Mais tarde, apresentando sintomas da doença, também foi internada na colônia. Após dois anos de tratamento, teve alta. A dura experiência do isolamento consolidou dentro de si um ideal pleno de significado para ela: combater o preconceito e lutar pelos direitos dos hansenianos.
“Decidi então ficar nas imediações do Souza Araújo”, lembra Alda. Com outros ex-pacientes que eram rejeitados até pela família, angariou, junto ao poder público, uma área nas proximidades e juntos fundaram o bairro Santa Cecília. “Cada um que saía me procurava, e assim fomos formando a nossa comunidade”, diz. Montaram uma associação de moradores, a terceira do estado, da qual Alda foi eleita presidente dez vezes consecutivas.
“Conquistamos, com um projeto apresentado ao governo federal na década de 80, madeira para 150 casas. Fizemos um mutirão para construí-las. Erguemos 105 casas em 11 dias. Muitos de nossos operários eram mutilados pela doença. Amarravam as ferramentas nos tocos de braços e trabalhavam o dia todo. Éramos muito unidos”, recorda.
Depois veio a peleja pela energia elétrica. Alda obteve a infraestrutura externa, mas ainda precisava de todo o material elétrico para as casas, pois as pessoas da comunidade não tinham renda. “Fui de pires na mão no comércio, expliquei a nossa situação e foram doando tudo. E depois levantamos dinheiro para pagar o eletricista”, descreve.
Alda ainda foi atrás de colchões e redes, porque as pessoas dormiam no chão: “De noite eu ia me deitar e ficava pensando neles. Não conseguia descansar. ‘Preciso ajudar’, pensava”. E obteve o que precisava.
Mais tarde o movimento que ela liderava pleiteou encanamento: conseguiu. Escola: conseguiu. Posto de saúde: conseguiu. Creche: conseguiu. Não com facilidade, não com rapidez. Mas com “muita luta”, nas palavras de Alda.

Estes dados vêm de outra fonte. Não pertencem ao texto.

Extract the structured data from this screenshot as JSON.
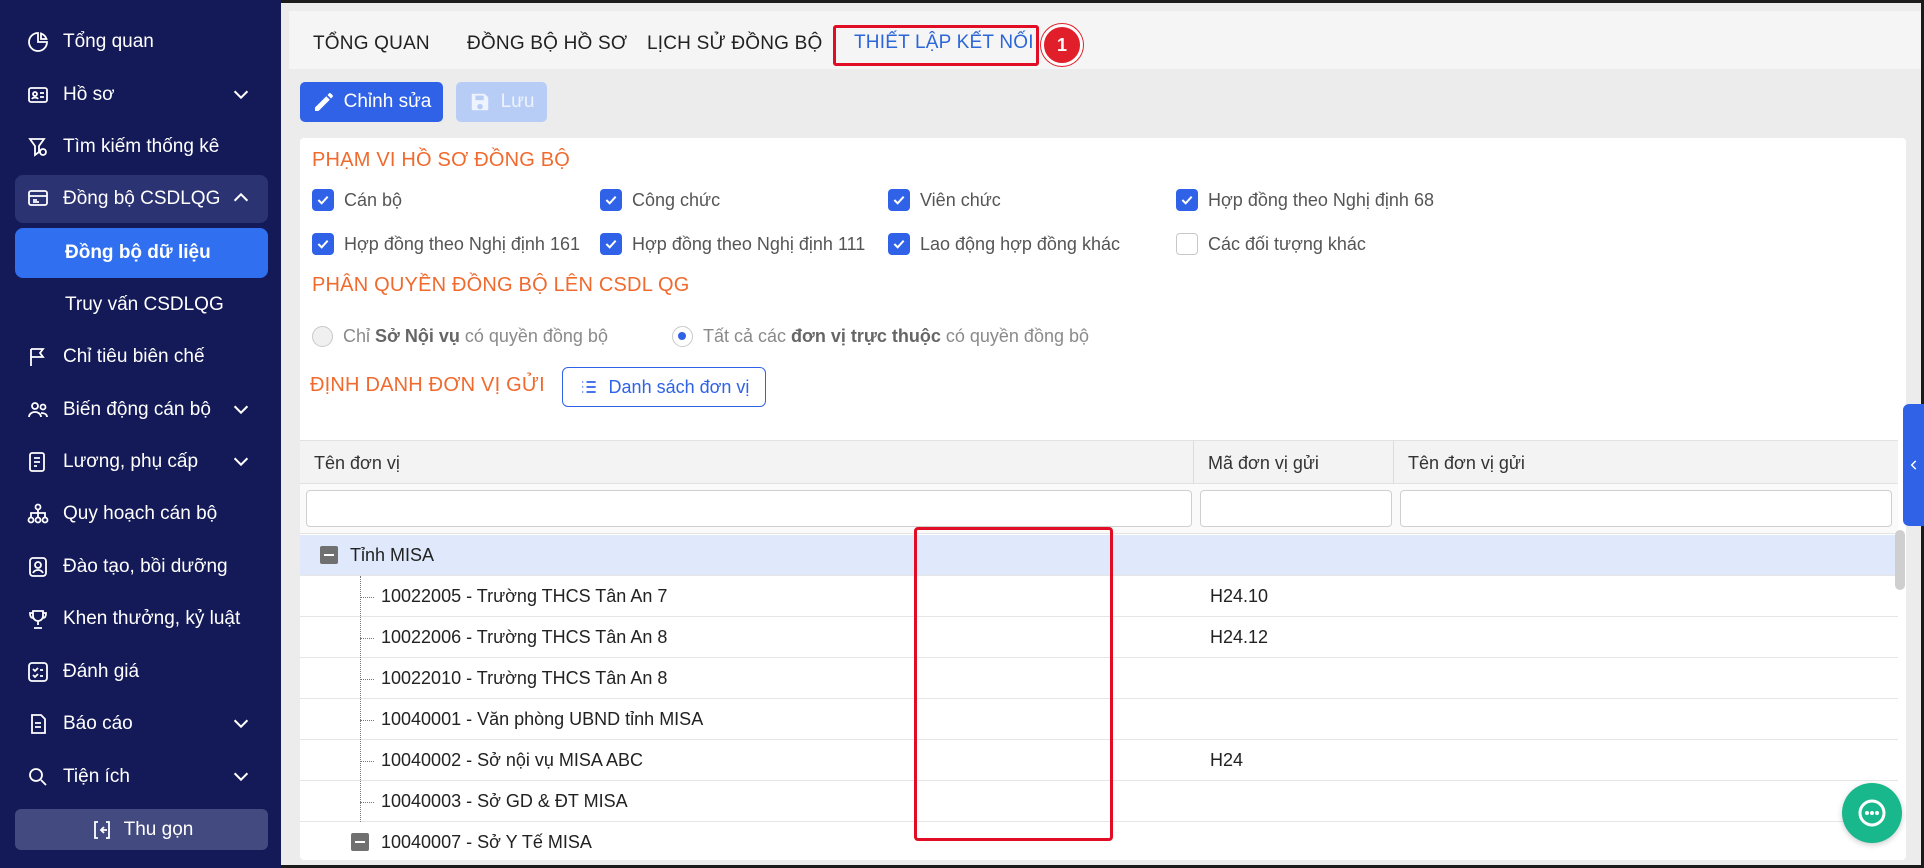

Formada em Pedagogia, atuou na escola do Santa Cecília como professora, coordenadora e diretora – ao mesmo tempo. Nos fins de semana, organizava reuniões com os pais: “Eu fazia questão da proximidade entre a escola e a família”. E nos recessos? Promovia colônias de férias, para alunos e pais. “Era uma grande oportunidade de integração familiar”, relembra.
Hoje a Escola Raimundo Hermínio de Melo, de ensino fundamental, tem 600 alunos. E agora dona Alda e sua comunidade reivindicam uma escola de ensino médio. “Queremos que nossos adolescentes estudem aqui no bairro porque assim ficam menos expostos a qualquer tipo de violência”, argumenta.
Alda, ou “Aldinha”, como é chamada por muitos, pela competência obtida ao longo de 30 anos atuando em movimentos populares, auxiliou na fundação e organização de diversas associações no estado, tornando-se uma consultora informal no assunto. “Conheço todo mundo e todo mundo me conhece”, diz a líder, que transita com fluência nos gabinetes oficiais.
Atualmente, enfrenta delicados problemas de saúde: “Percebo que meus dias estão encurtando e tudo o que eu quero é bem-estar para trabalhar. Para cada demanda que me trazem e ajudo a resolver, sinto que ganho um dia de vida”.
Uma das maiores satisfações de Aldinha é ver bem-sucedidos os ex-alunos da instituição de ensino que criou e dirigiu. Muitos vêm lhe contar que já são médicos, engenheiros florestais, professores. Reconhecem e agradecem seus esforços.
Com a singeleza de uma menina e a força de uma guerreira, ela avalia a própria história com toda propriedade: “Eu me sinto com o dever cumprido. Sei que contribuí para que a sociedade seja melhor.”